Studies that are transcriptome-related allow obtaining useful information for industrial applications. One of these applications is related to a particular feature of B. subtilis, which exists in its ability to form biofilms. To gain insight into the pathway of the biofilm formation, microarrays were used to find changes in transcriptome when bacterial cells were transitioning from a planktonic to a biofilm state (Stanley et al. 2003). By using this technology, 519 genes have been recognised to affect biofilm formation, which is heavily used in biomedical and industrial applications. Therefore, transcription profiling, especially if coupled with proteome analysis, allows outlining the draft of the major pathways, offering an impressive amount of imputs and insights about functionality of regulons. With respect to DNA array techniques, proteomic studies provide more information about signal transduction, post-translational modifications and protein secretion. A proteomic view of the cell physiology of B. subtilis has been established using highly sensitive two-dimensional protein gel electrophoresis and microsequencing (Hecker 2003). Since Bacillus spp. are frequently used as hosts for the production of biomedical recombinant proteins such as pro-insulin (Olmos-Soto and Contreras-Flores 2003) or staphylokinase (Ye et al. 1999), DNA microarray techniques and two-dimensional polyacrylamide gel electrophoresis have been used to identify the genes involved in overexpression, to improve recombinant protein production. The knowledge of the secretory pathway is also very important for the production of peptides, in a market of proteins secreted from Bacillus spp. that is over U.S. $1 billion per year. For this reason genomics and proteomic approaches have been used to explore the Tat pathway of B. subtilis to increase the secretion of proteins from Bacillus spp., bypassing the general secretory pathway (Sec) (van Dijl et al. 2002). Recently, the physical map of B. subtilis (natto), which is used for the production of Natto, a traditional Japanese dish of fermented soy beans, has been constructed and compared to the closely related B. subtilis Marburg 168trpC2 strain to demonstrate its difference and to implement its productivity (Qiu et al. 2003).

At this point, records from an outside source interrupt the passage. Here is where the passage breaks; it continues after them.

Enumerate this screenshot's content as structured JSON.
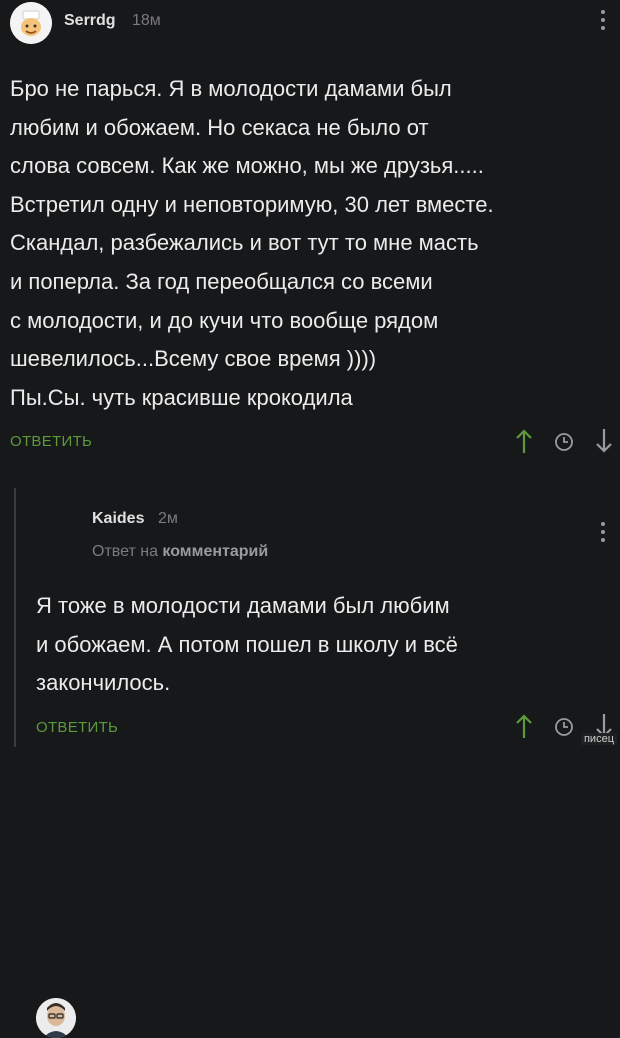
{
  "comments": [
    {
      "username": "Serrdg",
      "time": "18м",
      "text": "Бро не парься. Я в молодости дамами был\nлюбим и обожаем. Но секаса не было от\nслова совсем. Как же можно, мы же друзья.....\nВстретил одну и неповторимую, 30 лет вместе.\nСкандал, разбежались и вот тут то мне масть\nи поперла. За год переобщался со всеми\nс молодости, и до кучи что вообще рядом\nшевелилось...Всему свое время ))))\nПы.Сы. чуть красивше крокодила",
      "reply_label": "ОТВЕТИТЬ"
    },
    {
      "username": "Kaides",
      "time": "2м",
      "reply_to_prefix": "Ответ на",
      "reply_to_target": "комментарий",
      "text": "Я тоже в молодости дамами был любим\nи обожаем. А потом пошел в школу и всё\nзакончилось.",
      "reply_label": "ОТВЕТИТЬ"
    }
  ],
  "icons": {
    "upvote": "arrow-up-icon",
    "save": "clock-icon",
    "downvote": "arrow-down-icon",
    "menu": "more-vertical-icon"
  },
  "colors": {
    "background": "#17181a",
    "text": "#ebebeb",
    "accent_green": "#5d9a3c",
    "muted": "#7a7b7e"
  },
  "watermark": "писец"
}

These are some of a multitude of examples, in which the complete transcriptional profile, built from the genomic sequencing data, provides essential information relevant not only to scientific knowledge, but also to its biotechnological applications, with a consequent improvement of the industrial production of recombinant proteins from Bacillus spp.

Conclusions and future perspectives

The magnitude of data resulting from the extensive analysis of the B. subtilis genome and its comparison with the chromosomes of other Bacillus spp. is evidence of the vitality and the continuous in fieri status of functional genomics. The acquired knowledge and the implementation of the technical progress achieved in the last 6 years, following the release of the B. subtilis genome sequence, has allowed substantial development in industrial processes. Proteomics on one side and bioinformatics on the other, integrated with knew knowledge on the genomic information stored within secondary DNA stuctures, complete the panorama that the functional and comparative genomics have outlined. More genome-wide, technology-oriented approaches to the solution of complex biotechnologically related problems will be implemented in the future. This will help us to read more efficiently an additional new page from the ancient book of life everyday, as well as to continue to profit from it. However, the prospect deriving from these new approaches does raise some concern about the necessary control over a possible exaggerated use or misuse of this technology.